How do you define your ICP attributes when serving multiple markets, segments, varying levels of price sensitivity where typically the buyer profile is the same?
You want your ICP to give you a good sense for all of the above. Its hard to give you specifics, because this will vary by org.
We defined our ICP per product (we have 8 products in our B2B portfolio), pulled sales data for the past 365 days, and did an in-depth analysis on that to define a few things such as:
- Top segments we win in (and trends over time) for each product (SMB, Mid-market, Enterprise)
- Top industries or verticals where we have been closing the most deals, with the highest AOV (per product)
- Top geographies (with the most deals closed or highest AOV) (Per product)
- Top personas/roles/seniority of buyer types purchasing each product
Once you have your complete list of attributes, you want to cut this data in different ways to see where you see some trends and patterns that tell you a good story about who your ideal customer is, and how they buy. I also like to do repeat this process over the course of time to see how things are shifting;
This is a tough one. Each market will need to have a tailored approach but don't make it more complicated than it needs to be.
At PayFit, we have similar pricing and packaging structure across all our countries, but the actual numbers will differ based on local dynamics. We also include some service add-ons specific to each market when needed. However, the overall target market (SMB) and product (payroll + talent management) will be the same.
It's also easier for monitoring business performance. If you have too many different pricing plans across countries, it will be a hassle to understand your data.

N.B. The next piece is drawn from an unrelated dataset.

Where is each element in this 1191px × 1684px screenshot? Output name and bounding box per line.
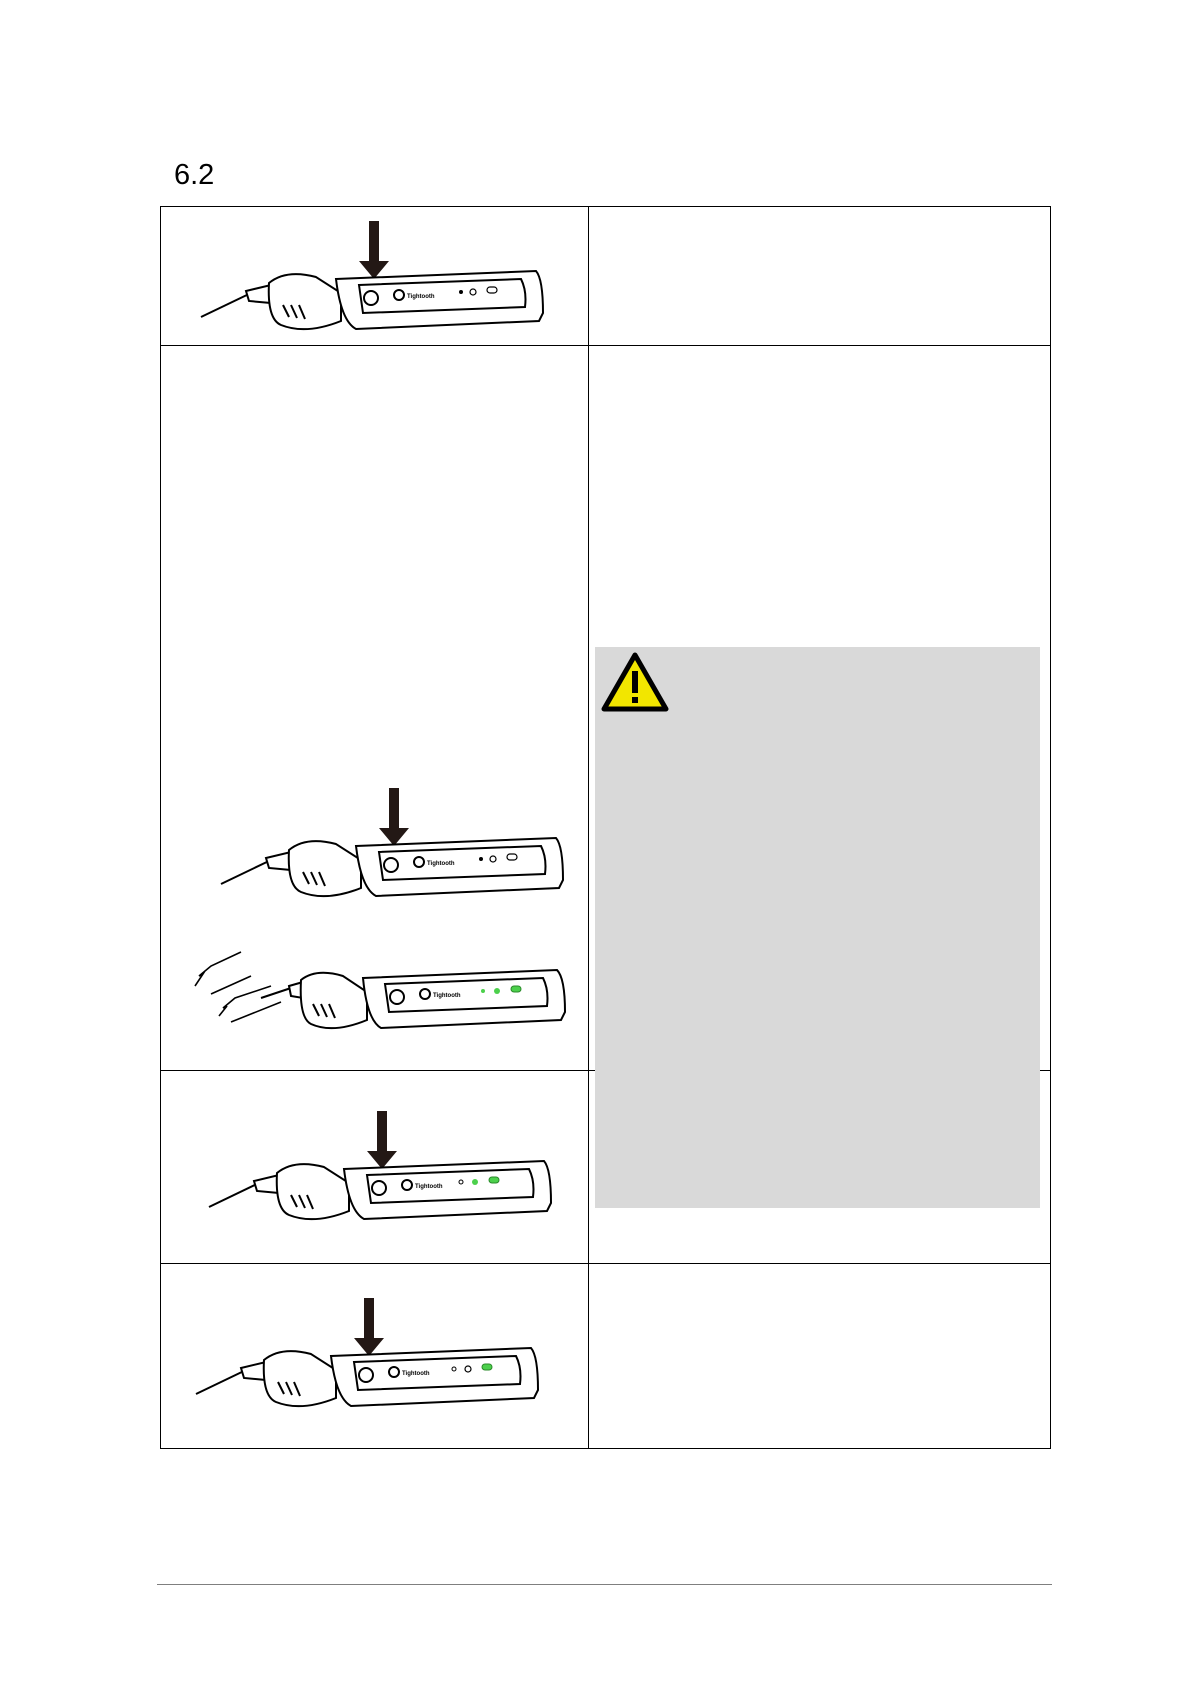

Focus on a specific type of audience with similar problems, create the offering to meet their needs, adjust pricing for the local market, and keep the packaging structure as close as possible.
Even when you may be servinf different markets or segment with the same type of buyer. The needs of these segments are going to vary.

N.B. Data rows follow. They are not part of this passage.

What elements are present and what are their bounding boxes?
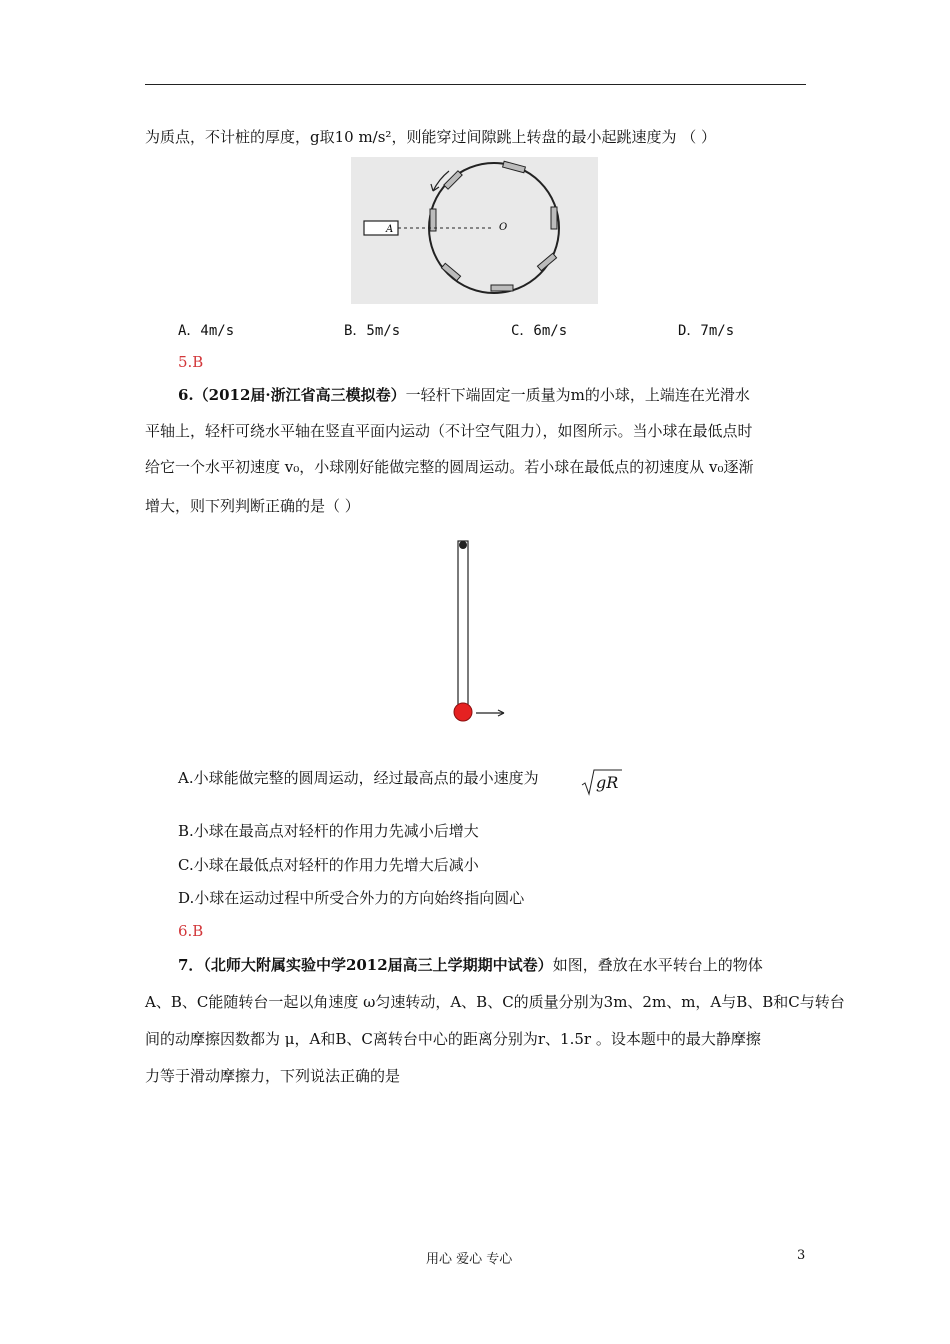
figure-label-a: A (386, 224, 394, 235)
q6-source: 6.（2012届·浙江省高三模拟卷） (178, 386, 406, 404)
q6-option-d: D.小球在运动过程中所受合外力的方向始终指向圆心 (178, 889, 525, 907)
q6-option-c: C.小球在最低点对轻杆的作用力先增大后减小 (178, 856, 479, 874)
q5-option-d: D．7m/s (678, 323, 735, 339)
figure-label-o: O (499, 222, 508, 233)
q6-line2: 平轴上，轻杆可绕水平轴在竖直平面内运动（不计空气阻力），如图所示。当小球在最低点时 (145, 422, 753, 440)
footer-motto: 用心 爱心 专心 (426, 1252, 513, 1267)
q5-answer: 5.B (178, 353, 204, 371)
q7-line4: 力等于滑动摩擦力，下列说法正确的是 (145, 1067, 401, 1085)
q7-line2: A、B、C能随转台一起以角速度 ω匀速转动，A、B、C的质量分别为3m、2m、m，A与B、B和C与转台 (145, 993, 845, 1011)
q6-line3: 给它一个水平初速度 v₀，小球刚好能做完整的圆周运动。若小球在最低点的初速度从 v₀逐渐 (145, 458, 754, 476)
q5-option-c: C．6m/s (511, 323, 568, 339)
q6-answer: 6.B (178, 922, 204, 940)
q6-line4: 增大，则下列判断正确的是（ ） (145, 497, 360, 515)
header-rule (145, 84, 806, 85)
q5-option-b: B．5m/s (344, 323, 401, 339)
q7-source: 7．（北师大附属实验中学2012届高三上学期期中试卷） (178, 956, 553, 974)
q7-line1 (178, 955, 763, 975)
q7-text-1: 如图，叠放在水平转台上的物体 (552, 956, 763, 974)
sqrt-gr-expr: gR (596, 773, 619, 792)
turntable-figure (351, 157, 598, 304)
q6-option-b: B.小球在最高点对轻杆的作用力先减小后增大 (178, 822, 479, 840)
rod-ball-figure (446, 535, 516, 730)
page-number: 3 (797, 1248, 806, 1263)
q6-text-1: 一轻杆下端固定一质量为m的小球，上端连在光滑水 (405, 386, 750, 404)
q7-line3: 间的动摩擦因数都为 μ，A和B、C离转台中心的距离分别为r、1.5r 。设本题中的最大静摩擦 (145, 1030, 761, 1048)
q6-line1 (178, 385, 750, 405)
q5-text: 为质点，不计桩的厚度，g取10 m/s²，则能穿过间隙跳上转盘的最小起跳速度为 （ ） (145, 128, 716, 146)
sqrt-gr (580, 767, 622, 797)
q5-option-a: A．4m/s (178, 323, 235, 339)
q6-option-a: A.小球能做完整的圆周运动，经过最高点的最小速度为 (178, 769, 539, 787)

A VP of Ecommerce at a D2C 200 person startup is solving for inherently different needs than a VP of Ecommerce at Nike.
The D2C startup has a smaller budget and many SMB/Mid-market competitors to choose from. The MNC can pay a lot more and its likely that it is considering only a handful of vendors to solve its problem.
The startup requires agility, perhaps an ability to self-serve the product, more simplicity and good support. The big MNC may need reliability at scale, more dedicated professional services and enhanced governance features.
In fact only the title of your buyer is the same, everything else varies in the ICP for these two segments, i.e. company size, consumer base, volume of annual orders sold, etc.
I would argue that, if you think the "buyer profile is the same" when there are so many important differences, that you need to refine (or redefine) what the buyer profile actually is. Properly defining the buyer profile in and of itself should account for many of these factors. Often, answering (or partially answering) the question of what problem you solve for each stakeholder is instrumental in developing that profile because you'll discover certain patterns that help in doing so.